Puede que este desbarajuste brutal de la economía europea desemboque en una economía de bloques como la que se formó en el período entreguerras (1918-1936) que condujo a la Segunda Guerra Mundial. No olvidemos el estallido de 1929 a mitad de este periodo. Dios quiera que no. Que seamos capaces de aprender de antiguos errores.

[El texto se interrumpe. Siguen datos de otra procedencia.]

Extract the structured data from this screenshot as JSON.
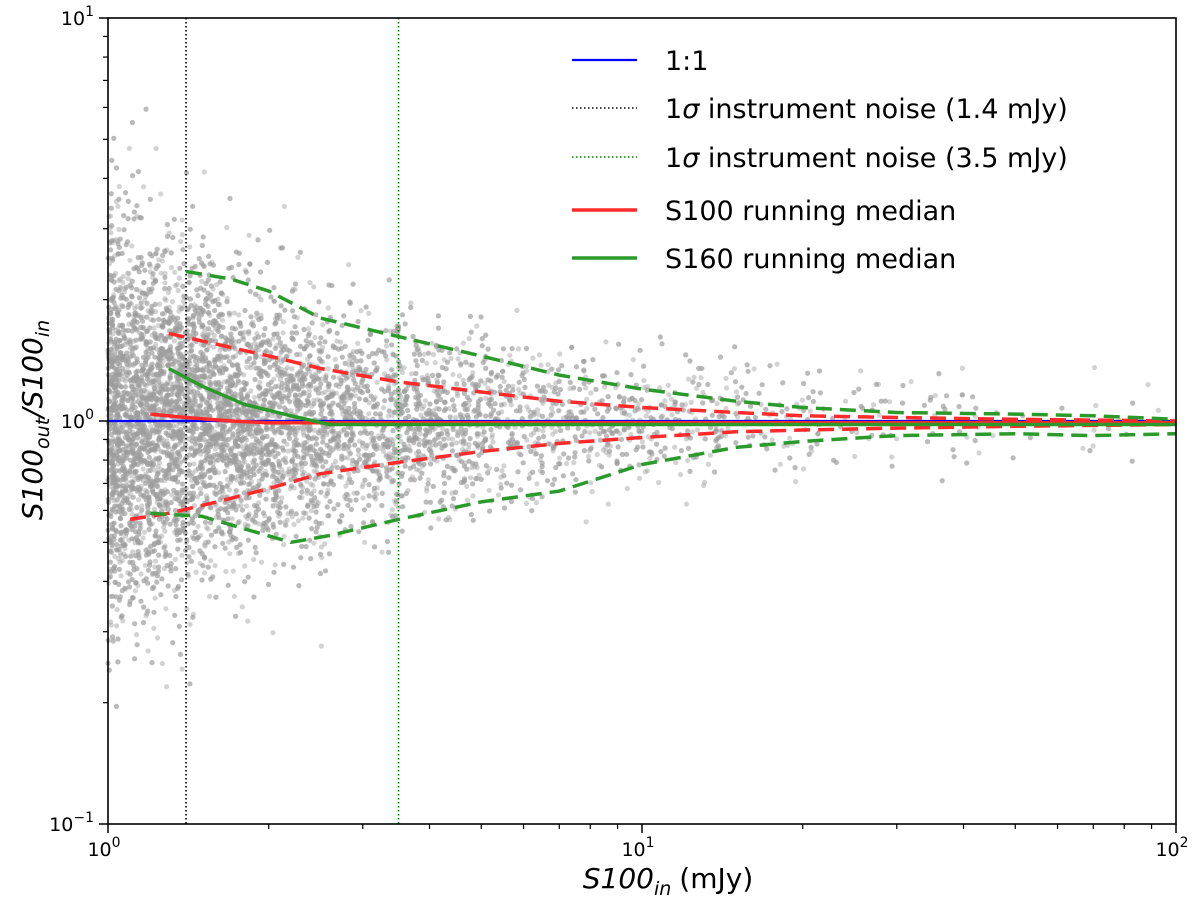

Lo importante será saber construir una forma de globalización en la que quepamos todos, sin privilegios para unos pocos y sacrificios para muchos, tal como reclaman miles de voces «indignadas» o del propio Tea Party norteamericano. Occidente puede aportar economía del conocimiento, inversiones tecnológicas, experiencias históricas y humanismo a este bloque, cuyo centro de gravedad se desplaza hacia «zhongguo», nombre tradicional de China que significa «reino del centro». Pensemos que volverá a serlo, aunque hoy mantenga un vasto sector rural subdesarrollado, porque su rápido crecimiento económico ha alimentado –que no reducido– tensiones sociales y algún día deberá afrontar su particular revolución política interna no exenta de reivindicaciones periféricas procedentes de sus regiones más alejadas del centro de poder, porque la historia, tozudamente, se repite.

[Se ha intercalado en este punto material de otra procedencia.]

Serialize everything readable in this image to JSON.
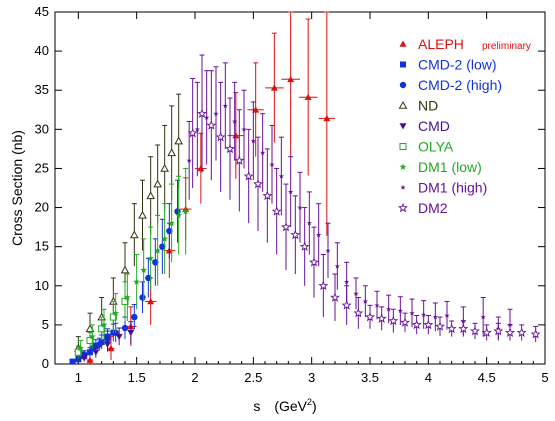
{
  "chart_data": {
    "type": "scatter",
    "title": "",
    "xlabel": "s",
    "xlabel_unit": "(GeV",
    "xlabel_unit_exp": "2",
    "xlabel_unit_close": ")",
    "ylabel": "Cross Section  (nb)",
    "xlim": [
      0.8,
      5.0
    ],
    "ylim": [
      0,
      45
    ],
    "x_ticks": [
      1,
      1.5,
      2,
      2.5,
      3,
      3.5,
      4,
      4.5,
      5
    ],
    "x_tick_labels": [
      "1",
      "1.5",
      "2",
      "2.5",
      "3",
      "3.5",
      "4",
      "4.5",
      "5"
    ],
    "y_ticks": [
      0,
      5,
      10,
      15,
      20,
      25,
      30,
      35,
      40,
      45
    ],
    "y_tick_labels": [
      "0",
      "5",
      "10",
      "15",
      "20",
      "25",
      "30",
      "35",
      "40",
      "45"
    ],
    "grid": false,
    "legend_position": "top-right",
    "series": [
      {
        "name": "ALEPH",
        "name_suffix": "preliminary",
        "marker": "triangle-up-filled",
        "color": "#dd1111",
        "points": [
          {
            "x": 1.1,
            "y": 0.5,
            "err": 0.8,
            "xerr": 0.03
          },
          {
            "x": 1.28,
            "y": 2.0,
            "err": 1.5,
            "xerr": 0.03
          },
          {
            "x": 1.45,
            "y": 4.8,
            "err": 2.5,
            "xerr": 0.05
          },
          {
            "x": 1.62,
            "y": 8.0,
            "err": 3.0,
            "xerr": 0.05
          },
          {
            "x": 1.78,
            "y": 14.5,
            "err": 3.5,
            "xerr": 0.05
          },
          {
            "x": 1.92,
            "y": 19.8,
            "err": 4.0,
            "xerr": 0.05
          },
          {
            "x": 2.05,
            "y": 25.0,
            "err": 4.5,
            "xerr": 0.05
          },
          {
            "x": 2.35,
            "y": 29.2,
            "err": 5.5,
            "xerr": 0.07
          },
          {
            "x": 2.52,
            "y": 32.5,
            "err": 6.0,
            "xerr": 0.07
          },
          {
            "x": 2.68,
            "y": 35.3,
            "err": 7.0,
            "xerr": 0.08
          },
          {
            "x": 2.82,
            "y": 36.4,
            "err": 10.0,
            "xerr": 0.08
          },
          {
            "x": 2.97,
            "y": 34.1,
            "err": 10.0,
            "xerr": 0.08
          },
          {
            "x": 3.13,
            "y": 31.4,
            "err": 15.0,
            "xerr": 0.07
          }
        ]
      },
      {
        "name": "CMD-2 (low)",
        "marker": "square-filled",
        "color": "#1133dd",
        "points": [
          {
            "x": 0.95,
            "y": 0.3,
            "err": 0.3
          },
          {
            "x": 1.0,
            "y": 0.6,
            "err": 0.4
          },
          {
            "x": 1.05,
            "y": 1.0,
            "err": 0.5
          },
          {
            "x": 1.1,
            "y": 1.5,
            "err": 0.6
          },
          {
            "x": 1.15,
            "y": 2.3,
            "err": 0.8
          },
          {
            "x": 1.2,
            "y": 2.8,
            "err": 0.9
          },
          {
            "x": 1.25,
            "y": 3.5,
            "err": 1.0
          },
          {
            "x": 1.3,
            "y": 4.0,
            "err": 1.1
          }
        ]
      },
      {
        "name": "CMD-2 (high)",
        "marker": "circle-filled",
        "color": "#1133dd",
        "points": [
          {
            "x": 1.05,
            "y": 1.2,
            "err": 0.5
          },
          {
            "x": 1.12,
            "y": 2.0,
            "err": 0.7
          },
          {
            "x": 1.18,
            "y": 2.5,
            "err": 0.8
          },
          {
            "x": 1.25,
            "y": 3.2,
            "err": 1.0
          },
          {
            "x": 1.32,
            "y": 4.0,
            "err": 1.2
          },
          {
            "x": 1.4,
            "y": 4.6,
            "err": 1.4
          },
          {
            "x": 1.48,
            "y": 6.0,
            "err": 1.6
          },
          {
            "x": 1.55,
            "y": 8.5,
            "err": 2.0
          },
          {
            "x": 1.6,
            "y": 11.0,
            "err": 2.5
          },
          {
            "x": 1.66,
            "y": 13.0,
            "err": 3.0
          },
          {
            "x": 1.72,
            "y": 15.0,
            "err": 3.5
          },
          {
            "x": 1.78,
            "y": 17.0,
            "err": 3.5
          },
          {
            "x": 1.85,
            "y": 19.5,
            "err": 4.0
          }
        ]
      },
      {
        "name": "ND",
        "marker": "triangle-up-open",
        "color": "#333311",
        "points": [
          {
            "x": 1.0,
            "y": 2.0,
            "err": 1.5
          },
          {
            "x": 1.1,
            "y": 4.5,
            "err": 2.0
          },
          {
            "x": 1.2,
            "y": 6.0,
            "err": 2.5
          },
          {
            "x": 1.3,
            "y": 8.0,
            "err": 3.0
          },
          {
            "x": 1.4,
            "y": 12.0,
            "err": 3.5
          },
          {
            "x": 1.48,
            "y": 16.5,
            "err": 4.0
          },
          {
            "x": 1.55,
            "y": 19.0,
            "err": 4.5
          },
          {
            "x": 1.62,
            "y": 21.5,
            "err": 5.0
          },
          {
            "x": 1.68,
            "y": 23.0,
            "err": 5.0
          },
          {
            "x": 1.74,
            "y": 25.0,
            "err": 5.5
          },
          {
            "x": 1.8,
            "y": 27.0,
            "err": 6.0
          },
          {
            "x": 1.86,
            "y": 28.5,
            "err": 6.0
          }
        ]
      },
      {
        "name": "CMD",
        "marker": "triangle-down-filled",
        "color": "#441199",
        "points": [
          {
            "x": 1.05,
            "y": 0.8,
            "err": 0.5
          },
          {
            "x": 1.15,
            "y": 1.5,
            "err": 0.7
          },
          {
            "x": 1.25,
            "y": 2.5,
            "err": 0.9
          },
          {
            "x": 1.35,
            "y": 3.5,
            "err": 1.1
          },
          {
            "x": 1.45,
            "y": 4.0,
            "err": 1.4
          }
        ]
      },
      {
        "name": "OLYA",
        "marker": "square-open",
        "color": "#22aa22",
        "points": [
          {
            "x": 1.0,
            "y": 1.5,
            "err": 0.8
          },
          {
            "x": 1.1,
            "y": 3.0,
            "err": 1.0
          },
          {
            "x": 1.2,
            "y": 4.5,
            "err": 1.5
          },
          {
            "x": 1.3,
            "y": 6.0,
            "err": 2.0
          },
          {
            "x": 1.4,
            "y": 8.0,
            "err": 2.5
          }
        ]
      },
      {
        "name": "DM1 (low)",
        "marker": "star-filled",
        "color": "#22aa22",
        "points": [
          {
            "x": 1.02,
            "y": 2.0,
            "err": 1.0
          },
          {
            "x": 1.12,
            "y": 3.5,
            "err": 1.5
          },
          {
            "x": 1.22,
            "y": 5.0,
            "err": 2.0
          },
          {
            "x": 1.32,
            "y": 6.5,
            "err": 2.5
          },
          {
            "x": 1.42,
            "y": 8.5,
            "err": 3.0
          },
          {
            "x": 1.5,
            "y": 10.5,
            "err": 3.5
          },
          {
            "x": 1.56,
            "y": 12.0,
            "err": 4.0
          },
          {
            "x": 1.62,
            "y": 13.5,
            "err": 4.0
          },
          {
            "x": 1.68,
            "y": 14.5,
            "err": 4.5
          },
          {
            "x": 1.74,
            "y": 16.0,
            "err": 4.5
          },
          {
            "x": 1.8,
            "y": 18.0,
            "err": 5.0
          },
          {
            "x": 1.86,
            "y": 19.0,
            "err": 5.0
          },
          {
            "x": 1.92,
            "y": 19.5,
            "err": 5.5
          }
        ]
      },
      {
        "name": "DM1 (high)",
        "marker": "star-small-filled",
        "color": "#661199",
        "points": [
          {
            "x": 1.95,
            "y": 26.0,
            "err": 5.0
          },
          {
            "x": 2.02,
            "y": 30.0,
            "err": 6.0
          },
          {
            "x": 2.1,
            "y": 31.5,
            "err": 6.0
          },
          {
            "x": 2.18,
            "y": 32.0,
            "err": 6.0
          },
          {
            "x": 2.26,
            "y": 33.0,
            "err": 5.5
          },
          {
            "x": 2.34,
            "y": 31.0,
            "err": 5.0
          },
          {
            "x": 2.42,
            "y": 30.0,
            "err": 5.0
          },
          {
            "x": 2.5,
            "y": 28.5,
            "err": 5.0
          },
          {
            "x": 2.58,
            "y": 27.0,
            "err": 5.0
          },
          {
            "x": 2.66,
            "y": 25.5,
            "err": 5.0
          },
          {
            "x": 2.74,
            "y": 24.0,
            "err": 5.0
          },
          {
            "x": 2.82,
            "y": 22.0,
            "err": 4.5
          },
          {
            "x": 2.9,
            "y": 20.0,
            "err": 4.5
          },
          {
            "x": 2.98,
            "y": 18.0,
            "err": 4.0
          },
          {
            "x": 3.06,
            "y": 16.5,
            "err": 4.0
          },
          {
            "x": 3.14,
            "y": 14.5,
            "err": 3.5
          },
          {
            "x": 3.22,
            "y": 12.5,
            "err": 3.0
          },
          {
            "x": 3.3,
            "y": 10.5,
            "err": 2.5
          },
          {
            "x": 3.38,
            "y": 9.0,
            "err": 2.0
          },
          {
            "x": 3.46,
            "y": 8.0,
            "err": 2.0
          },
          {
            "x": 3.56,
            "y": 7.5,
            "err": 1.8
          },
          {
            "x": 3.66,
            "y": 7.0,
            "err": 1.8
          },
          {
            "x": 3.76,
            "y": 6.8,
            "err": 1.8
          },
          {
            "x": 3.86,
            "y": 6.5,
            "err": 1.8
          },
          {
            "x": 3.96,
            "y": 6.3,
            "err": 1.8
          },
          {
            "x": 4.06,
            "y": 6.0,
            "err": 1.8
          },
          {
            "x": 4.16,
            "y": 6.2,
            "err": 1.8
          },
          {
            "x": 4.3,
            "y": 5.5,
            "err": 1.8
          },
          {
            "x": 4.47,
            "y": 6.0,
            "err": 2.5
          },
          {
            "x": 4.6,
            "y": 4.5,
            "err": 1.5
          },
          {
            "x": 4.7,
            "y": 5.0,
            "err": 2.0
          }
        ]
      },
      {
        "name": "DM2",
        "marker": "star-open",
        "color": "#661199",
        "points": [
          {
            "x": 1.98,
            "y": 29.5,
            "err": 7.0
          },
          {
            "x": 2.06,
            "y": 32.0,
            "err": 7.5
          },
          {
            "x": 2.14,
            "y": 30.5,
            "err": 7.0
          },
          {
            "x": 2.22,
            "y": 29.0,
            "err": 7.0
          },
          {
            "x": 2.3,
            "y": 27.5,
            "err": 6.5
          },
          {
            "x": 2.38,
            "y": 26.0,
            "err": 6.5
          },
          {
            "x": 2.46,
            "y": 24.0,
            "err": 6.0
          },
          {
            "x": 2.54,
            "y": 23.0,
            "err": 6.0
          },
          {
            "x": 2.62,
            "y": 21.5,
            "err": 6.0
          },
          {
            "x": 2.7,
            "y": 19.5,
            "err": 5.5
          },
          {
            "x": 2.78,
            "y": 17.5,
            "err": 5.5
          },
          {
            "x": 2.86,
            "y": 16.5,
            "err": 5.0
          },
          {
            "x": 2.94,
            "y": 15.0,
            "err": 5.0
          },
          {
            "x": 3.02,
            "y": 13.0,
            "err": 4.5
          },
          {
            "x": 3.1,
            "y": 10.0,
            "err": 4.0
          },
          {
            "x": 3.2,
            "y": 8.5,
            "err": 3.0
          },
          {
            "x": 3.3,
            "y": 7.5,
            "err": 2.5
          },
          {
            "x": 3.4,
            "y": 6.5,
            "err": 2.0
          },
          {
            "x": 3.5,
            "y": 6.0,
            "err": 1.5
          },
          {
            "x": 3.6,
            "y": 5.8,
            "err": 1.5
          },
          {
            "x": 3.7,
            "y": 5.5,
            "err": 1.5
          },
          {
            "x": 3.8,
            "y": 5.3,
            "err": 1.2
          },
          {
            "x": 3.9,
            "y": 5.0,
            "err": 1.2
          },
          {
            "x": 4.0,
            "y": 5.0,
            "err": 1.2
          },
          {
            "x": 4.1,
            "y": 4.8,
            "err": 1.2
          },
          {
            "x": 4.2,
            "y": 4.5,
            "err": 1.0
          },
          {
            "x": 4.3,
            "y": 4.5,
            "err": 1.0
          },
          {
            "x": 4.4,
            "y": 4.2,
            "err": 1.0
          },
          {
            "x": 4.5,
            "y": 4.0,
            "err": 1.0
          },
          {
            "x": 4.6,
            "y": 4.2,
            "err": 1.0
          },
          {
            "x": 4.7,
            "y": 4.0,
            "err": 1.0
          },
          {
            "x": 4.8,
            "y": 4.0,
            "err": 1.0
          },
          {
            "x": 4.92,
            "y": 3.8,
            "err": 1.0
          }
        ]
      }
    ]
  }
}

EE UU se mantiene y seguramente se mantendrá por su ejemplar cohesión interna, por el grado de satisfacción y patriotismo de sus ciudadanos, su confianza en el sistema político que les rige y por su capacidad de sacrificio. Su único problema consiste en convencerse de que no pueden actuar solos, que también tienen flancos descubiertos, como se manifestaron un 11 de septiembre de 2001.

Volvamos al punto de partida: sólo todos podemos salvarnos a todos, en esta «guerra de los 20 años» que –sin querer darnos cuenta– estamos librando.